Живём как можем. Глава 3. Викторповертел ими, показывая повеселевшими глазами на сверхмоднячую обувку. – По всему городу шарил в поисках таких. Итальянские! – похвастал, растянув губы в довольной улыбке. – Любо-дорого!
Виктор с любопытством взглянул на взрослого парня с бесстыдно выпирающим полудетским материальным нутром и вполне созревшим духовным понятием несправедливостей бытия. Взрыв неизбежен, и будет много жгучих брызг и, к сожалению, не только в сторону виновных.
- Сними один, покажь.
Сёма рывком сбросил незашнурованную обувку, наклонился, подобрал, подал завидующему соседу.
- На! Классная! Без булды!
Виктор, однако, не стал брать в чистые руки массивное произведение нового итальянского Возрождения.
- Отожми язычок побольше, пошарь там, нет ли ещё ярлычка.
Семён засунул пальцы внутрь и выудил-таки узкую белую полоску, на которой было чётко выведено: «Made in China».
- Ну, гады! – взъярился обманутый покупатель. – Даже под обувным языком прячут правду! Как же им верить? – напал на Виктора, но тот только пожал плечами. – А у нас с ними, с братьями навек, самый большой товаро-бизнес, и он, на радость президенту, всё растёт. Вот так? – показал на торчащую белую улику. – И опять Виктор промолчал, подумав, что такие или подобные торчат в большинстве наших товаров: продовольственных, ширпотребных, технических, оправдываемые ленивыми чинушами тем, что в мире растёт межгосударственная кооперация, и все с этим мирятся, смутно понимая, однако, что дело не в ней, а в инертности зажиревших управленцев, не желающих шевелить мозгами и усердно шевелящих жадными пальцами.
- Слушай, репортёр, что же ты напишешь в своём брехунчике, если не слышал, о чём собачились на фермерской сходке?
Семён вздел поддельную фирмУ, притопнул, вгоняя подошву поглубже, развернулся к столу, вложил щеку в ладонь руки, упёртой локтем в столешницу, взглянул исподлобья хитро на несведущего простодушного читателя.

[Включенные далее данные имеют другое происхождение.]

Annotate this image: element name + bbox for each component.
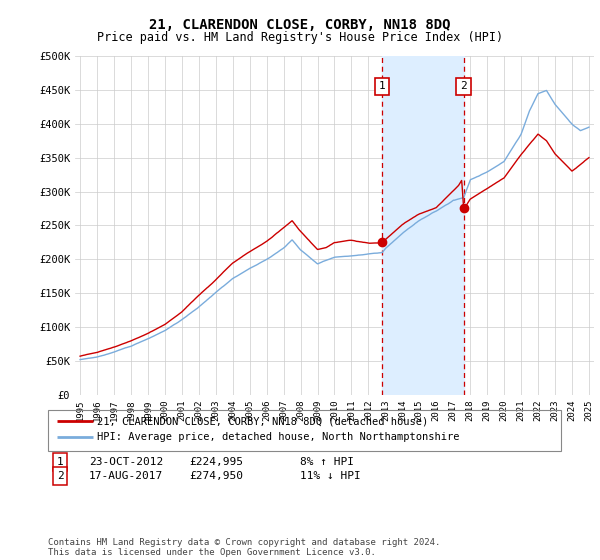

- Да я и без того знаю, о чём надо писать, - улыбнулся навстречу опешившему несмышлёнышу. – Перед отъездом наш главземотделом разъяснил, на что надо обратить внимание, то есть, о чём надо обязательно упомянуть в статье, да ещё я здесь ухватил всякие съездовские материалы, включая заключительное коммюнике, - с удовольствием проговорил красивое словечко, - сочинённое ещё до отъезда и утверждённое, естественно, им, так что материал есть, и его предостаточно.
- Так ведь он, скорее всего, не отражает истинного мнения фермерского сообщества, - возмутился сторонний защитник крестьянского большинства.
Сёма снисходительно рассмеялся.
- И не надо. – Виктор от удивления и наглости провинциального щелкопёра расширил глаза. – Да будет тебе ясно, что главной задачей успешной прессы является не отражение мнения потребителей, а создание собственного и внедрение в их умы. Причём такого, чтобы не очень отличалось от мнения муниципальных органов, содержащих прессу, - добавил чуть потише, извинительнее. – Кто ж станет гадить себе в карман? От таких дежурных сборищ только одна надежда, что часть воплей минует уши бонз и достигнет ушей президента, а он рыкнет, и тогда только скрипучая телега, тормозящая наше развитие, сдвинется с места и не скоро, но обязательно встанет, как только верховный возница займётся другим разваливающимся делом. Слушай, кончай тянуть бодягу, тем более что всё съели и выпили, пойдём, примем более устойчивое положение, а то я чтой-то притомился, мотаясь по культурной столице в поисках фальшивых кроссовок.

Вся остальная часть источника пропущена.